Faculties Reopen: Tales From Throughout Pandemic America
“You have to be extra careful about a lot of things,” she says after leaving him. “Hand sanitiser and everything – and don’t be too close to your friends or play like you used to.” – Ivan Moreno
Santa Monica, California.
8 a.m., Santa Monica High School
A cheerleader hurriedly approaches a Santa Monica High School gate, carrying a stepladder painted the school’s blue and gold colors. She takes it down to show a security guard her school ID and a “green screen” on her phone that shows that she has passed the daily Covid Screening Questionnaire. She’s in a hurry because it’s game day: the soccer team is playing against their long-time rival, Venice High School.
“Are you ready for Venice tonight?” Johanna De La Rosa, the school’s bilingual liaison officer, asks students approaching the gate while she helps check student IDs and green screens in the morning. That wasn’t a normal part of her job before the pandemic.

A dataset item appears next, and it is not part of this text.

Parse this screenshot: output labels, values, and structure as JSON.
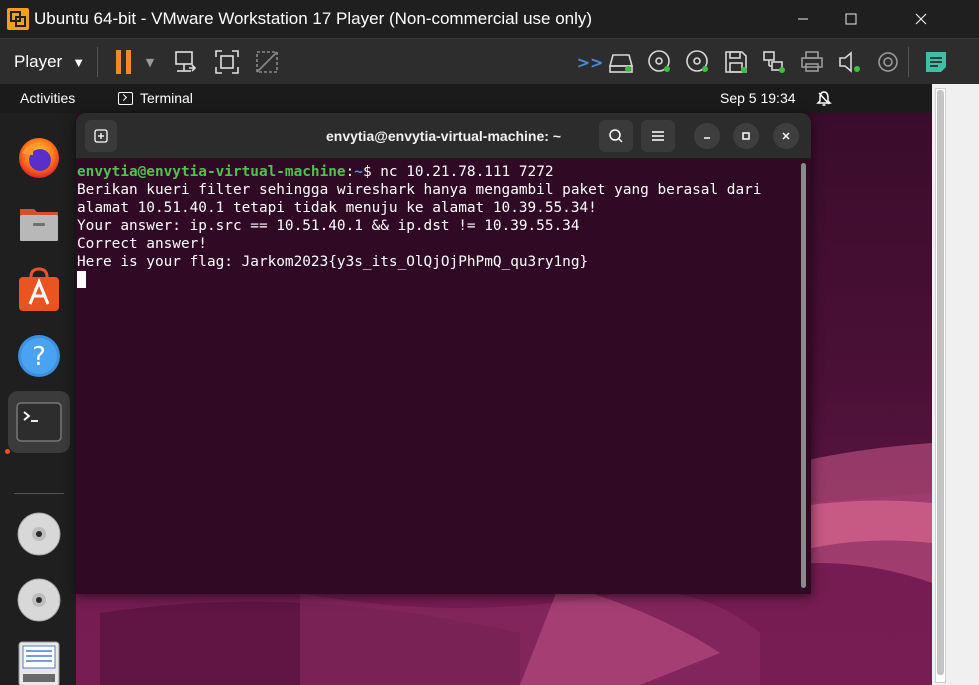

“Our teamwork on campus – it was so important for us to really understand that we really are a team, no matter what our titles are, and just pull together,” she says. Most of the around 2,850 students at the school, together with their teacher, are also tested for Covid every week during class as part of a rotating monitoring plan.

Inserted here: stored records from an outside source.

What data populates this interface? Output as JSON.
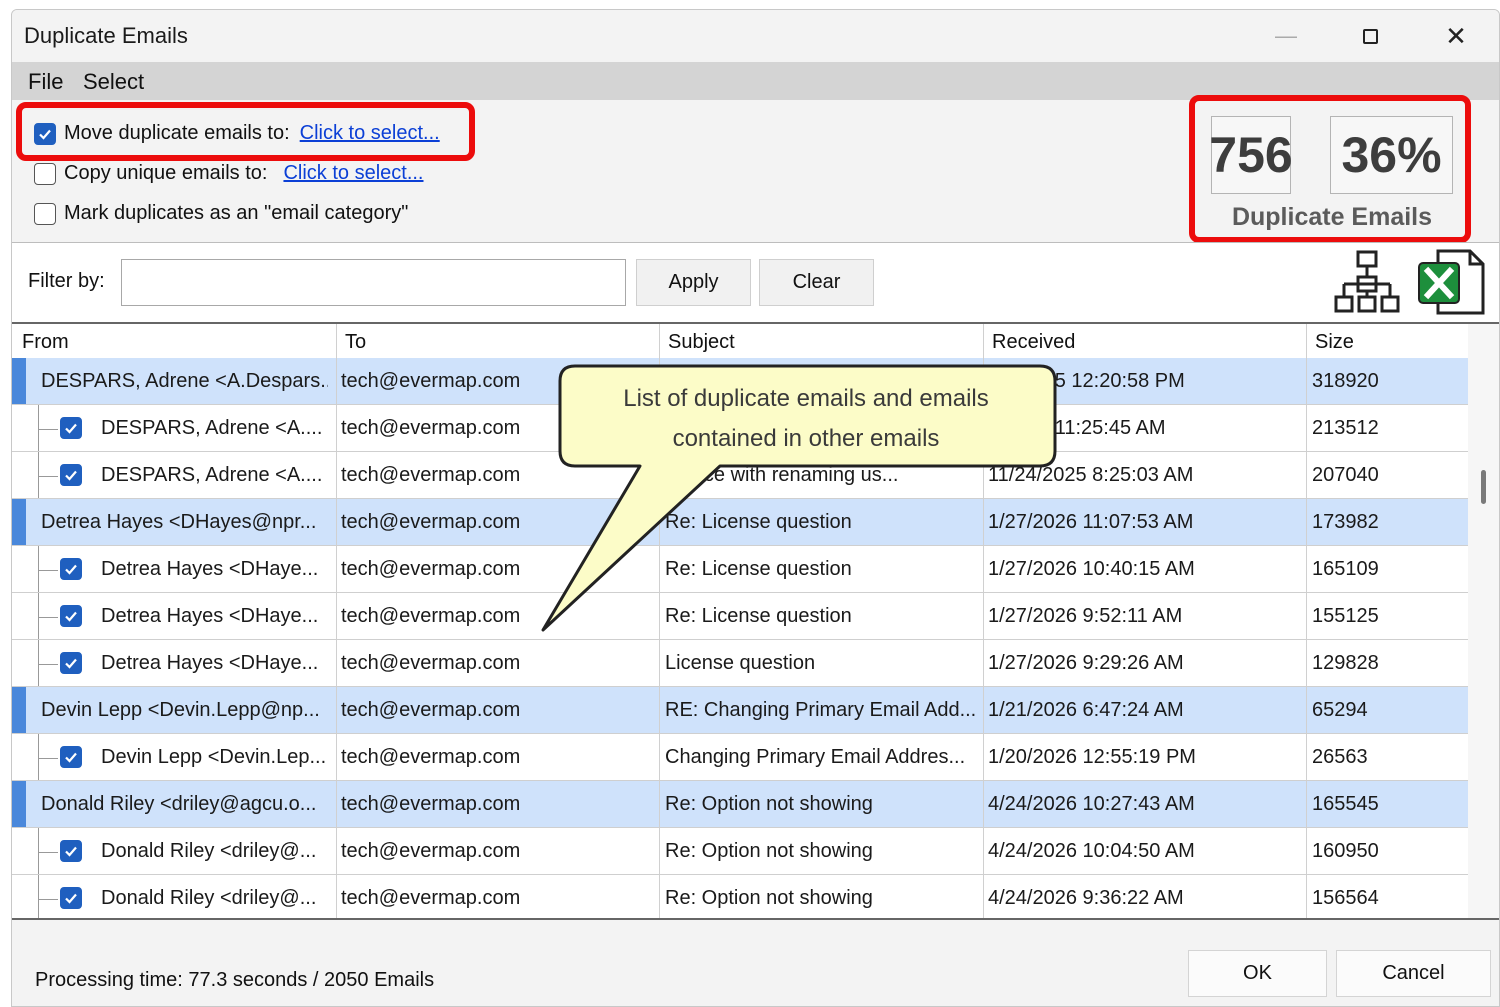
{
  "window": {
    "title": "Duplicate Emails"
  },
  "menu": [
    "File",
    "Select"
  ],
  "options": {
    "move": {
      "label": "Move duplicate emails to:",
      "link": "Click to select...",
      "checked": true
    },
    "copy": {
      "label": "Copy unique emails to:",
      "link": "Click to select...",
      "checked": false
    },
    "mark": {
      "label": "Mark duplicates as an \"email category\"",
      "checked": false
    }
  },
  "stats": {
    "count": "756",
    "percent": "36%",
    "label": "Duplicate Emails"
  },
  "filter": {
    "label": "Filter by:",
    "value": "",
    "apply": "Apply",
    "clear": "Clear"
  },
  "icons": {
    "tree": "hierarchy-icon",
    "excel": "excel-icon"
  },
  "columns": [
    "From",
    "To",
    "Subject",
    "Received",
    "Size"
  ],
  "rows": [
    {
      "group": true,
      "from": "DESPARS, Adrene <A.Despars...",
      "to": "tech@evermap.com",
      "subject": "",
      "received": "1/...2025 12:20:58 PM",
      "size": "318920"
    },
    {
      "group": false,
      "checked": true,
      "from": "DESPARS, Adrene <A....",
      "to": "tech@evermap.com",
      "subject": "",
      "received": "...2025 11:25:45 AM",
      "size": "213512"
    },
    {
      "group": false,
      "checked": true,
      "from": "DESPARS, Adrene <A....",
      "to": "tech@evermap.com",
      "subject": "...ance with renaming us...",
      "received": "11/24/2025 8:25:03 AM",
      "size": "207040"
    },
    {
      "group": true,
      "from": "Detrea Hayes <DHayes@npr...",
      "to": "tech@evermap.com",
      "subject": "Re: License question",
      "received": "1/27/2026 11:07:53 AM",
      "size": "173982"
    },
    {
      "group": false,
      "checked": true,
      "from": "Detrea Hayes <DHaye...",
      "to": "tech@evermap.com",
      "subject": "Re: License question",
      "received": "1/27/2026 10:40:15 AM",
      "size": "165109"
    },
    {
      "group": false,
      "checked": true,
      "from": "Detrea Hayes <DHaye...",
      "to": "tech@evermap.com",
      "subject": "Re: License question",
      "received": "1/27/2026 9:52:11 AM",
      "size": "155125"
    },
    {
      "group": false,
      "checked": true,
      "from": "Detrea Hayes <DHaye...",
      "to": "tech@evermap.com",
      "subject": "License question",
      "received": "1/27/2026 9:29:26 AM",
      "size": "129828"
    },
    {
      "group": true,
      "from": "Devin Lepp <Devin.Lepp@np...",
      "to": "tech@evermap.com",
      "subject": "RE: Changing Primary Email Add...",
      "received": "1/21/2026 6:47:24 AM",
      "size": "65294"
    },
    {
      "group": false,
      "checked": true,
      "from": "Devin Lepp <Devin.Lep...",
      "to": "tech@evermap.com",
      "subject": "Changing Primary Email Addres...",
      "received": "1/20/2026 12:55:19 PM",
      "size": "26563"
    },
    {
      "group": true,
      "from": "Donald Riley <driley@agcu.o...",
      "to": "tech@evermap.com",
      "subject": "Re: Option not showing",
      "received": "4/24/2026 10:27:43 AM",
      "size": "165545"
    },
    {
      "group": false,
      "checked": true,
      "from": "Donald Riley <driley@...",
      "to": "tech@evermap.com",
      "subject": "Re: Option not showing",
      "received": "4/24/2026 10:04:50 AM",
      "size": "160950"
    },
    {
      "group": false,
      "checked": true,
      "from": "Donald Riley <driley@...",
      "to": "tech@evermap.com",
      "subject": "Re: Option not showing",
      "received": "4/24/2026 9:36:22 AM",
      "size": "156564"
    }
  ],
  "callout": {
    "line1": "List of duplicate emails and emails",
    "line2": "contained in other emails"
  },
  "status": "Processing time: 77.3 seconds / 2050 Emails",
  "buttons": {
    "ok": "OK",
    "cancel": "Cancel"
  },
  "colors": {
    "highlight": "#ec0c0c",
    "group_row": "#cfe2fb",
    "group_marker": "#4a88db",
    "checkbox": "#1f5fbf",
    "link": "#0b3fd6",
    "callout_fill": "#fcfcc8"
  }
}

Amara McDuffie, 14, fills out the Covid screening questionnaire on her phone as she walks to the gate. Your first grade is art. “It’s really fun. I don’t know anyone in the class. They’re a bunch of juniors,” says Amara. “It’s the usual class clowns, quiet kids and such. I think I like to see that again.”
Students begin to pick up their pace as it nears the 8:30 a.m. bell of the first lesson.

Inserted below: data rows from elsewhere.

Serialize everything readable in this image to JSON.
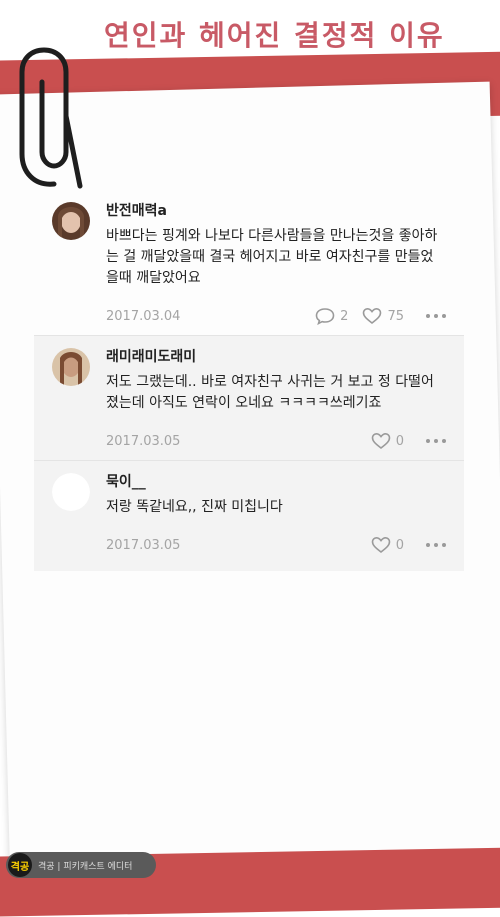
{
  "title": "연인과 헤어진 결정적 이유",
  "comments": [
    {
      "author": "반전매력a",
      "text": "바쁘다는 핑계와 나보다 다른사람들을 만나는것을 좋아하는 걸 깨달았을때 결국 헤어지고 바로 여자친구를 만들었을때 깨달았어요",
      "date": "2017.03.04",
      "reply_count": "2",
      "like_count": "75",
      "avatar_color": "#6b4a3a"
    },
    {
      "author": "래미래미도래미",
      "text": "저도 그랬는데.. 바로 여자친구 사귀는 거 보고 정 다떨어졌는데 아직도 연락이 오네요 ㅋㅋㅋㅋ쓰레기죠",
      "date": "2017.03.05",
      "like_count": "0",
      "avatar_color": "#8a5a44"
    },
    {
      "author": "묵이__",
      "text": "저랑 똑같네요,, 진짜 미칩니다",
      "date": "2017.03.05",
      "like_count": "0",
      "avatar_color": "#ffffff"
    }
  ],
  "watermark": {
    "logo": "격공",
    "text": "격공 | 피키캐스트 에디터"
  },
  "colors": {
    "accent_red": "#c94f4f",
    "title_pink": "#c85a66"
  }
}
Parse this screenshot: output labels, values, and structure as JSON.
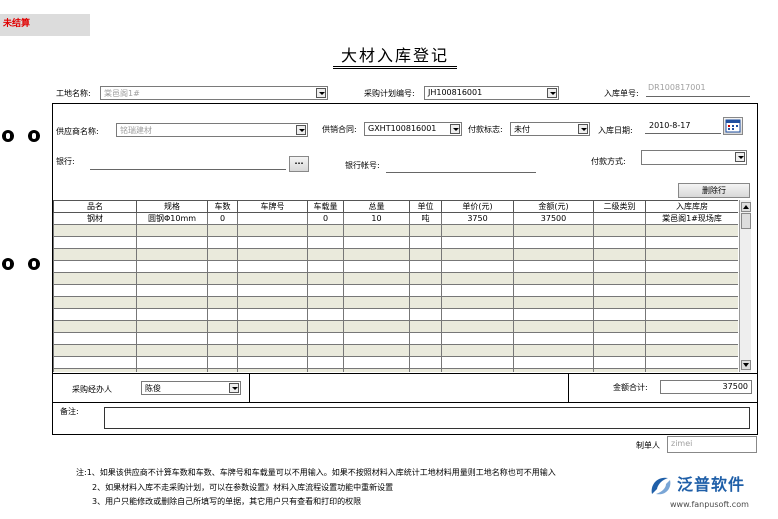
{
  "status": "未结算",
  "title": "大材入库登记",
  "top_row": {
    "site_label": "工地名称:",
    "site_value": "棠邑阁1#",
    "plan_label": "采购计划编号:",
    "plan_value": "JH100816001",
    "receipt_label": "入库单号:",
    "receipt_value": "DR100817001"
  },
  "supplier_row": {
    "supplier_label": "供应商名称:",
    "supplier_value": "铭瑞建材",
    "contract_label": "供销合同:",
    "contract_value": "GXHT100816001",
    "payment_flag_label": "付款标志:",
    "payment_flag_value": "未付",
    "date_label": "入库日期:",
    "date_value": "2010-8-17"
  },
  "bank_row": {
    "bank_label": "银行:",
    "bank_button": "···",
    "account_label": "银行帐号:",
    "pay_method_label": "付款方式:"
  },
  "delete_row_button": "删除行",
  "grid": {
    "columns": [
      "品名",
      "规格",
      "车数",
      "车牌号",
      "车载量",
      "总量",
      "单位",
      "单价(元)",
      "金额(元)",
      "二级类别",
      "入库库房"
    ],
    "rows": [
      [
        "钢材",
        "圆钢Φ10mm",
        "0",
        "",
        "0",
        "10",
        "吨",
        "3750",
        "37500",
        "",
        "棠邑阁1#现场库"
      ]
    ],
    "empty_rows": 13
  },
  "footer": {
    "purchaser_label": "采购经办人",
    "purchaser_value": "陈俊",
    "total_label": "金额合计:",
    "total_value": "37500",
    "remark_label": "备注:"
  },
  "maker": {
    "label": "制单人",
    "value": "zimei"
  },
  "notes": [
    "注:1、如果该供应商不计算车数和车数、车牌号和车载量可以不用输入。如果不按照材料入库统计工地材料用量则工地名称也可不用输入",
    "2、如果材料入库不走采购计划，可以在参数设置》材料入库流程设置功能中重新设置",
    "3、用户只能修改或删除自己所填写的单据，其它用户只有查看和打印的权限"
  ],
  "logo": {
    "name": "泛普软件",
    "url": "www.fanpusoft.com"
  },
  "colors": {
    "status_red": "#e00000",
    "logo_blue": "#1f5fa8",
    "grid_alt": "#eaeadc"
  }
}
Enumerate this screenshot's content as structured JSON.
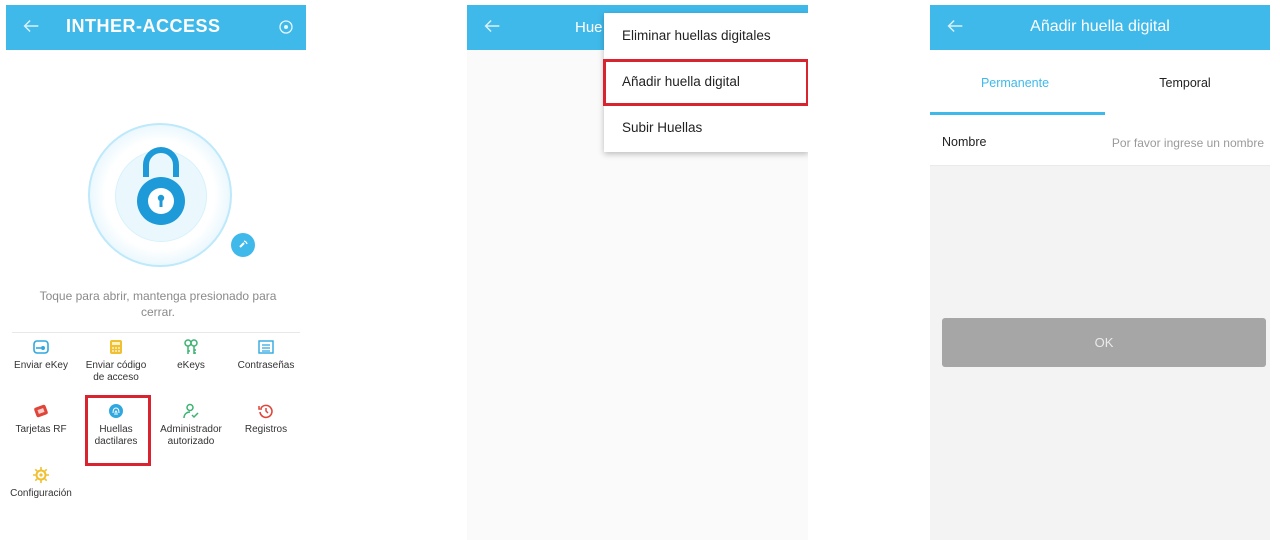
{
  "screen1": {
    "title": "INTHER-ACCESS",
    "hint": "Toque para abrir, mantenga presionado para cerrar.",
    "grid": [
      {
        "name": "send-ekey",
        "label": "Enviar eKey",
        "icon": "send-ekey-icon",
        "color": "#2fa8e0"
      },
      {
        "name": "send-passcode",
        "label": "Enviar código de acceso",
        "icon": "calculator-icon",
        "color": "#f0c030"
      },
      {
        "name": "ekeys",
        "label": "eKeys",
        "icon": "keys-icon",
        "color": "#3cb371"
      },
      {
        "name": "passwords",
        "label": "Contraseñas",
        "icon": "list-icon",
        "color": "#2fa8e0"
      },
      {
        "name": "rf-cards",
        "label": "Tarjetas RF",
        "icon": "rf-card-icon",
        "color": "#e0453a"
      },
      {
        "name": "fingerprints",
        "label": "Huellas dactilares",
        "icon": "fingerprint-icon",
        "color": "#2fa8e0"
      },
      {
        "name": "authorized-admin",
        "label": "Administrador autorizado",
        "icon": "user-check-icon",
        "color": "#3cb371"
      },
      {
        "name": "records",
        "label": "Registros",
        "icon": "history-icon",
        "color": "#e0453a"
      },
      {
        "name": "settings",
        "label": "Configuración",
        "icon": "gear-icon",
        "color": "#f0c030"
      }
    ]
  },
  "screen2": {
    "partial_title": "Hue",
    "menu": [
      {
        "label": "Eliminar huellas digitales"
      },
      {
        "label": "Añadir huella digital"
      },
      {
        "label": "Subir Huellas"
      }
    ]
  },
  "screen3": {
    "title": "Añadir huella digital",
    "tabs": [
      {
        "label": "Permanente"
      },
      {
        "label": "Temporal"
      }
    ],
    "name_label": "Nombre",
    "name_placeholder": "Por favor ingrese un nombre",
    "name_value": "",
    "ok_label": "OK"
  },
  "colors": {
    "accent": "#3fb9ea",
    "highlight": "#d9232e",
    "button_disabled": "#a6a6a6"
  }
}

Lara Hunter, a 17-year-old newcomer to Santa Monica High, says she was told that any added hustle and bustle of Game Day activity “isn’t really something,” adds, “But I was from an art school, so” that is everything new to me. ”- Jessie Geoffray
San Diego
8:10 am, Herbert Hoover High School
It’s the end of the second week of school at Hoover High and Jason Babineau, the headmaster, walks across campus yelling “Good morning” to the students. Suddenly he turns right and catches a flying soccer ball, then gives a soccer player an elbow bump.